Боль в спине заставила Симона выругаться, отскочить и схватиться за поясницу.
– Ты охренела, старая маразматичка! Притронься до меня еще, я этой тяпкой отполирую твой гигантский нос.
– Ты глухой? Я сказала проваливай, молокосос! – с гонором ответила старуха.
– Закрой пасть! Или я вправлю огородной лопатой горб на твоей спине!
Старуха гневно кинулась на мерзавца, начав дубасить его костылем, и Симон, едва только выскользнул из-под серии оплеух, продемонстрировал ей средний палец с отборной нецензурной бранью. Он колоритно вложил в этот вульгарный жест весь свой яростный пыл, отбегая прочь от злобной ведьмы, которая вслед ему грязно сквернословила и на непонятном языке выговаривала всевозможные заклинания с проклятиями, а потом ясно и разборчиво выпалила: «Чтоб он у тебя отсох навеки». Это наполненное неистовой дикостью и злобой заклятие обдало Симона порывом ветра, свалив его на землю, и он, как целлулоидная фигурка, закувыркался на земле. Потом, кое-как поднявшись, стал бежать с оглядкой, спотыкаясь и падая, и снова поднимаясь, и убегая от нахлынувшего на него неведомого ужаса.
Глава 2
Наконец, разместившись в номере скромной гостиницы, разложив по местам вещи и приклеив пластырь к запекшейся кровью ране на лбу, Симон улегся в постель и крепко заснул.
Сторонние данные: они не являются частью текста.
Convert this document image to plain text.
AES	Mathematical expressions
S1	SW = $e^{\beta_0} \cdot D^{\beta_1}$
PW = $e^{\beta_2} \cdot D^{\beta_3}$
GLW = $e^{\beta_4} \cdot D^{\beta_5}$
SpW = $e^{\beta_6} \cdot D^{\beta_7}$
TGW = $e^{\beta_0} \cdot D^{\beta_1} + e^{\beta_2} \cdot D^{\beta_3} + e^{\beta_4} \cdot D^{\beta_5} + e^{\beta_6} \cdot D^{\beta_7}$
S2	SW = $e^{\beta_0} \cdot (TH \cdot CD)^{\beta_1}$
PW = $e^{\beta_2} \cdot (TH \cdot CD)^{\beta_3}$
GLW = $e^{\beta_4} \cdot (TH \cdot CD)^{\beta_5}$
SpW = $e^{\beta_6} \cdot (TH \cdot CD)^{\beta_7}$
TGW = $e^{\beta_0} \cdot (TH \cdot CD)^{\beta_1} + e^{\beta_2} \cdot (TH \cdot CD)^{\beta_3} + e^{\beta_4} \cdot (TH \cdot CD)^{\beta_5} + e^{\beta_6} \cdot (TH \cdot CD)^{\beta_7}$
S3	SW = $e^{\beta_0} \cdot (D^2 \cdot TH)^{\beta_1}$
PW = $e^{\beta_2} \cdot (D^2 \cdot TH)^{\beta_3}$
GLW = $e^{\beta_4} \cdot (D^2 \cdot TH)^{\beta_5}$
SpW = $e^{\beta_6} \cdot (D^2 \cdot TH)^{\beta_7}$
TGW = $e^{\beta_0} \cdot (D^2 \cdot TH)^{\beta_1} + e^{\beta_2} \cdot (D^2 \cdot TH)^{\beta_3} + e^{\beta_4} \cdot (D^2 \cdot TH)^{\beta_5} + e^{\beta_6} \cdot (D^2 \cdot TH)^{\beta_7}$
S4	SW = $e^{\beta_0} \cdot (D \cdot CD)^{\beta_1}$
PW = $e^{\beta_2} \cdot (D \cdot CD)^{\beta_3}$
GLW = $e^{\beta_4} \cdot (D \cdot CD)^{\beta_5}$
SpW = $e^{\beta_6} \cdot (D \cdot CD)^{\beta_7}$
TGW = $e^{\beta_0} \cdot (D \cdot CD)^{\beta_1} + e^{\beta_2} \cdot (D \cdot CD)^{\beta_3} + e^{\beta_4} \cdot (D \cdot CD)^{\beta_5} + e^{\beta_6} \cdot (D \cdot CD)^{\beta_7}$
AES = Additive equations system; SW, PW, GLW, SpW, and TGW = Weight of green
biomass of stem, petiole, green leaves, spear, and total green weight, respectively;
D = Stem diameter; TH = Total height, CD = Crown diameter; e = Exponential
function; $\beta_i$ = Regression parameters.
Наутро он проснулся от головной боли и, сдернув одеяло, к великому ужасу увидел на руке увеличенного размера опухший средний палец – синего цвета, будто его разнесло от инфекции.
В первые часы похмелья он не в состоянии был припомнить причину столь странного явления, пока к концу дня длина среднего пальца не увеличилась в пятнадцать сантиметров, а кисть не стало сводить и превращать в то, что еще в древней Греции считалось грубым оскорблением. Тогда-то он и припомнил инцидент со старухой у часовни, но решил обратиться сперва к доктору.
По своему несчастью, Симон нашел молодого, очевидно, начинающего фельдшера, который больше из наделанного важничества, чем со знанием дела, принялся изуверски выпрямлять ему суставы. Эта бахвальная демонстрация со знанием дела по выворачиванию костей закончилось воплем с отборным ругательством.
– Ах ты, садист! Ты чуть не сломал мне палец, кретин! – кричал Симон, держась за свою проказу.
– Господи! Он у вас как закоченелая сарделька. Если честно, его только пилить двуручной пилой, – с идиотским выражением лица отвечал фельдшер.
– Ты, конченый балбес! Пиши направление к специалисту!
Молодой доктор с пришибленным видом что-то написал на бумажке и протянул:
– Вот. Направляю вас на амбулаторное обследование.
В тот же день, поскольку недуг продолжал прогрессировать, а амбулаторный врач деликатно намекал на ампутацию, Симон отправился к часовне и по дороге встретил католического священника. Испытав моральное облегчение, он хотел было почтительно перекреститься, но вовремя вспомнив о скрытой несчастной своей конечности и неэтичности манипуляции, которую должен был бы ею проделать с несгибаемым, выпирающим средним пальцем, решил воздержаться, дабы не оскорбить божьего служителя. Однако, когда Симон поведал святому отцу о своей беде, ему пришлось обнажить свою непристойную клешню для того, чтоб продемонстрировать жуткое последствие заклятия, совершённого над ним престарелой ведьмой. И был изумлен, что святой отец не воспринял этот жест близко к сердцу.